The group's activities have been limited in recent years (as of 2022), each band member focusing on individual pursuits, but they continue to release music and perform sporadically. They collaborated with pop group SHEL, performing a Christmas concert in Nashville that led to a 6-song Christmas-themed EP titled A Family Christmas, which included four original songs. In 2022, they contributed a track to There's a Rainbow Somewhere, a tribute album to Randy Stonehill.

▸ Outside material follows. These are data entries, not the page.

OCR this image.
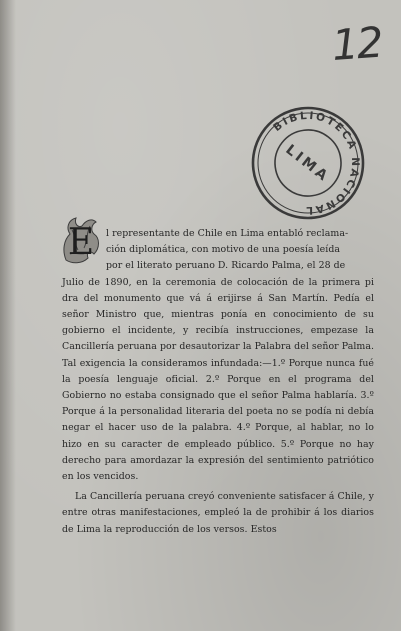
12
BIBLIOTECA NACIONAL
LIMA
E	l representante de Chile en Lima entabló reclama-
ción diplomática, con motivo de una poesía leída
por el literato peruano D. Ricardo Palma, el 28 de
Julio de 1890, en la ceremonia de colocación de la primera pi dra del monumento que vá á erijirse á San Martín. Pedía el señor Ministro que, mientras ponía en conocimiento de su gobierno el incidente, y recibía instrucciones, empezase la Cancillería peruana por desautorizar la Palabra del señor Palma. Tal exigencia la consideramos infundada:—1.º Porque nunca fué la poesía lenguaje oficial. 2.º Porque en el programa del Gobierno no estaba consignado que el señor Palma hablaría. 3.º Porque á la personalidad literaria del poeta no se podía ni debía negar el hacer uso de la palabra. 4.º Porque, al hablar, no lo hizo en su caracter de empleado público. 5.º Porque no hay derecho para amordazar la expresión del sentimiento patriótico en los vencidos.

La Cancillería peruana creyó conveniente satisfacer á Chile, y entre otras manifestaciones, empleó la de prohibir á los diarios de Lima la reproducción de los versos. Estos
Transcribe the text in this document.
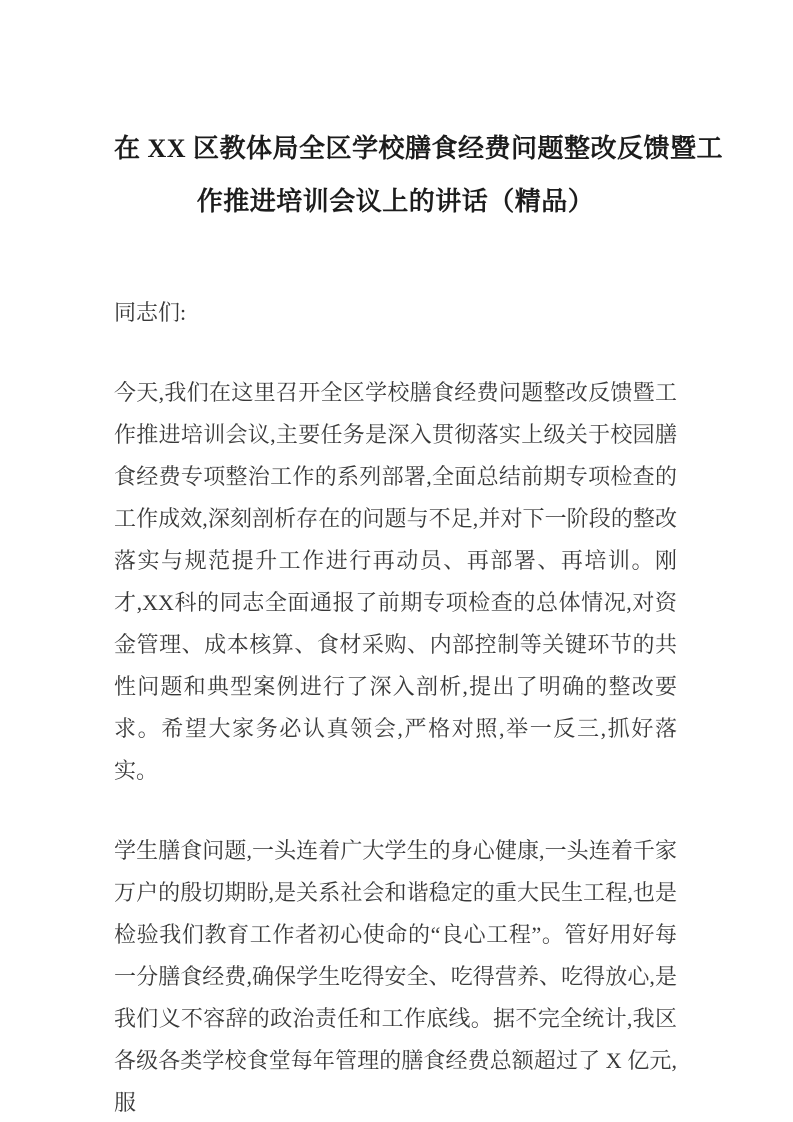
在 XX 区教体局全区学校膳食经费问题整改反馈暨工
作推进培训会议上的讲话（精品）

同志们:

今天,我们在这里召开全区学校膳食经费问题整改反馈暨工作推进培训会议,主要任务是深入贯彻落实上级关于校园膳食经费专项整治工作的系列部署,全面总结前期专项检查的工作成效,深刻剖析存在的问题与不足,并对下一阶段的整改落实与规范提升工作进行再动员、再部署、再培训。刚才,XX科的同志全面通报了前期专项检查的总体情况,对资金管理、成本核算、食材采购、内部控制等关键环节的共性问题和典型案例进行了深入剖析,提出了明确的整改要求。希望大家务必认真领会,严格对照,举一反三,抓好落实。

学生膳食问题,一头连着广大学生的身心健康,一头连着千家万户的殷切期盼,是关系社会和谐稳定的重大民生工程,也是检验我们教育工作者初心使命的“良心工程”。管好用好每一分膳食经费,确保学生吃得安全、吃得营养、吃得放心,是我们义不容辞的政治责任和工作底线。据不完全统计,我区各级各类学校食堂每年管理的膳食经费总额超过了 X 亿元,服
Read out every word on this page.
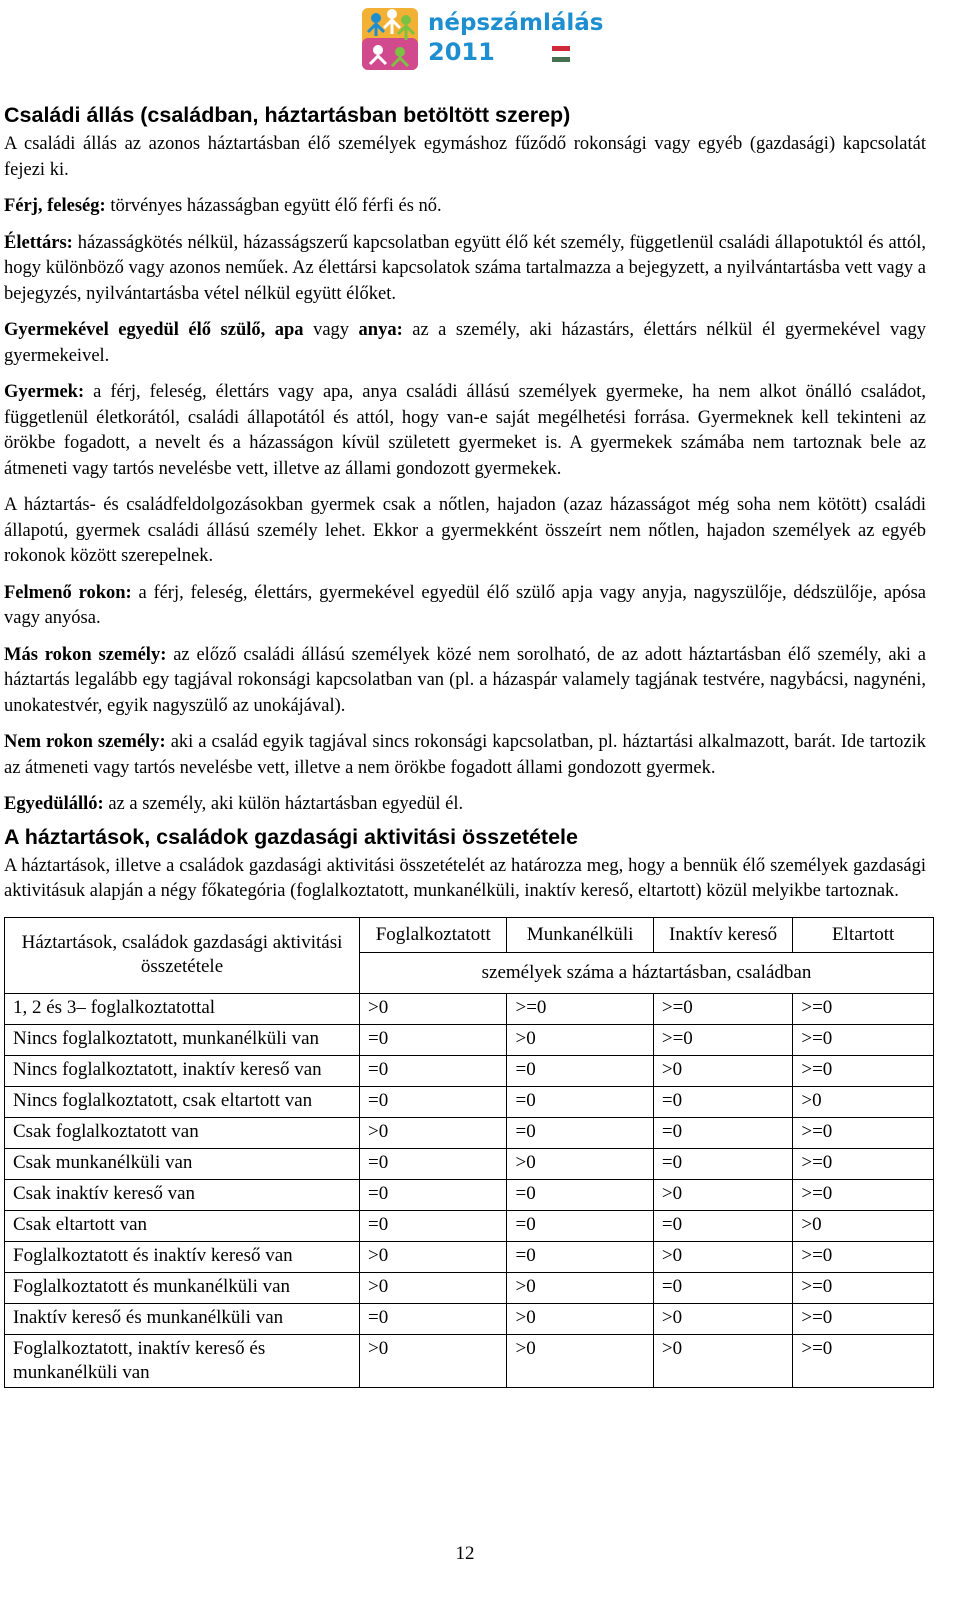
népszámlálás
2011
Családi állás (családban, háztartásban betöltött szerep)

A családi állás az azonos háztartásban élő személyek egymáshoz fűződő rokonsági vagy egyéb (gazdasági) kapcsolatát fejezi ki.

Férj, feleség: törvényes házasságban együtt élő férfi és nő.

Élettárs: házasságkötés nélkül, házasságszerű kapcsolatban együtt élő két személy, függetlenül családi állapotuktól és attól, hogy különböző vagy azonos neműek. Az élettársi kapcsolatok száma tartalmazza a bejegyzett, a nyilvántartásba vett vagy a bejegyzés, nyilvántartásba vétel nélkül együtt élőket.

Gyermekével egyedül élő szülő, apa vagy anya: az a személy, aki házastárs, élettárs nélkül él gyermekével vagy gyermekeivel.

Gyermek: a férj, feleség, élettárs vagy apa, anya családi állású személyek gyermeke, ha nem alkot önálló családot, függetlenül életkorától, családi állapotától és attól, hogy van-e saját megélhetési forrása. Gyermeknek kell tekinteni az örökbe fogadott, a nevelt és a házasságon kívül született gyermeket is. A gyermekek számába nem tartoznak bele az átmeneti vagy tartós nevelésbe vett, illetve az állami gondozott gyermekek.

A háztartás- és családfeldolgozásokban gyermek csak a nőtlen, hajadon (azaz házasságot még soha nem kötött) családi állapotú, gyermek családi állású személy lehet. Ekkor a gyermekként összeírt nem nőtlen, hajadon személyek az egyéb rokonok között szerepelnek.

Felmenő rokon: a férj, feleség, élettárs, gyermekével egyedül élő szülő apja vagy anyja, nagyszülője, dédszülője, apósa vagy anyósa.

Más rokon személy: az előző családi állású személyek közé nem sorolható, de az adott háztartásban élő személy, aki a háztartás legalább egy tagjával rokonsági kapcsolatban van (pl. a házaspár valamely tagjának testvére, nagybácsi, nagynéni, unokatestvér, egyik nagyszülő az unokájával).

Nem rokon személy: aki a család egyik tagjával sincs rokonsági kapcsolatban, pl. háztartási alkalmazott, barát. Ide tartozik az átmeneti vagy tartós nevelésbe vett, illetve a nem örökbe fogadott állami gondozott gyermek.

Egyedülálló: az a személy, aki külön háztartásban egyedül él.

A háztartások, családok gazdasági aktivitási összetétele

A háztartások, illetve a családok gazdasági aktivitási összetételét az határozza meg, hogy a bennük élő személyek gazdasági aktivitásuk alapján a négy főkategória (foglalkoztatott, munkanélküli, inaktív kereső, eltartott) közül melyikbe tartoznak.

Háztartások, családok gazdasági aktivitási összetétele	Foglalkoztatott	Munkanélküli	Inaktív kereső	Eltartott
	személyek száma a háztartásban, családban			
1, 2 és 3– foglalkoztatottal	>0	>=0	>=0	>=0
Nincs foglalkoztatott, munkanélküli van	=0	>0	>=0	>=0
Nincs foglalkoztatott, inaktív kereső van	=0	=0	>0	>=0
Nincs foglalkoztatott, csak eltartott van	=0	=0	=0	>0
Csak foglalkoztatott van	>0	=0	=0	>=0
Csak munkanélküli van	=0	>0	=0	>=0
Csak inaktív kereső van	=0	=0	>0	>=0
Csak eltartott van	=0	=0	=0	>0
Foglalkoztatott és inaktív kereső van	>0	=0	>0	>=0
Foglalkoztatott és munkanélküli van	>0	>0	=0	>=0
Inaktív kereső és munkanélküli van	=0	>0	>0	>=0
Foglalkoztatott, inaktív kereső és munkanélküli van	>0	>0	>0	>=0
12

== Blood: Water Mission ==

Lead singer Dan Haseltine visited Africa in 2002, which in turn inspired the founding of Blood: Water Mission, a non-profit organization created to raise awareness and money for the poverty and AIDS stricken regions of the continent. The name is derived from, as Haseltine says, "The two things Africa needs most" - clean blood and clean water. The mission has begun the 1000 Wells project, an effort to have a thousand new wells built throughout Africa. In 2012, the organization met their goal of providing clean water to 1,000 African communities through the organization they founded, Blood: Water Mission, and its 1,000 Wells Project. Former Bassist for Jars of Clay Aaron Sands serves as administrative director for the project.

== Beliefs ==
In a 2002 interview with NPR's Scott Simon on Weekend Edition Saturday, responding to a question about the relatively subtle religious content of their music, Haseltine said that the band's songs are not meant to explain their faith but are written about their lives, which are affected by their faith. Haseltine explained the decision to "shy away from ... traditional religious language" as a conscious one, in part to make their music more accessible to those "put off by religion" and to "love people in a way that isn't exclusive to simply people that understand the language of Christianity". Haseltine also stated that art can "make people feel what's true rather than telling them".

==Band members==
Current
- Dan Haseltine – lead vocals, drums, percussion, melodica, piano, accordion (1993–present)
- Charlie Lowell – keyboards, piano, organ, accordion, backing vocals (1993–present)
- Stephen Mason – guitars, bass, mandolin, backing vocals (1993–present)
- Matt Odmark – guitars, banjo, backing vocals (1994–present)

Former
- Matt Bronleewe – guitars (1993–1994)

Current touring musicians
- Jake Goss – drums (2009–present)

Former touring musicians
- Gabe Ruschival – bass (2006–2011)
- Jeremy Lutito – drums (2005–2009)
- Aaron Sands – bass (1995–2005)
- Joe Porter – drums (1999–2005)
- Scott Savage – drums (1995–99)

== Discography ==

- Jars of Clay (1995)
- Much Afraid (1997)
- If I Left the Zoo (1999)
- The Eleventh Hour (2002)
- Furthermore: From the Studio, from the Stage (2003, studio and live album)
- Who We Are Instead (2003)
- Redemption Songs (2005)
- Good Monsters (2006)
- Christmas Songs (2007)
- The Long Fall Back to Earth (2009)
- The Shelter (2010)
- Inland (2013)

==Awards==

Jars of Clay has been nominated for and won several awards, including Grammy Awards and several other music awards, known as the GMA Dove Awards. Some of these successes have been collaborative efforts, including two City on a Hill albums and the inspired collaboration for the 2005 film The Chronicles of Narnia: The Lion, the Witch and the Wardrobe. The group has won five Broadcast Music Incorporated (BMI) awards.

In June 2009, Jars of Clay was named as one of PeaceByPeace.com's first peace heroes.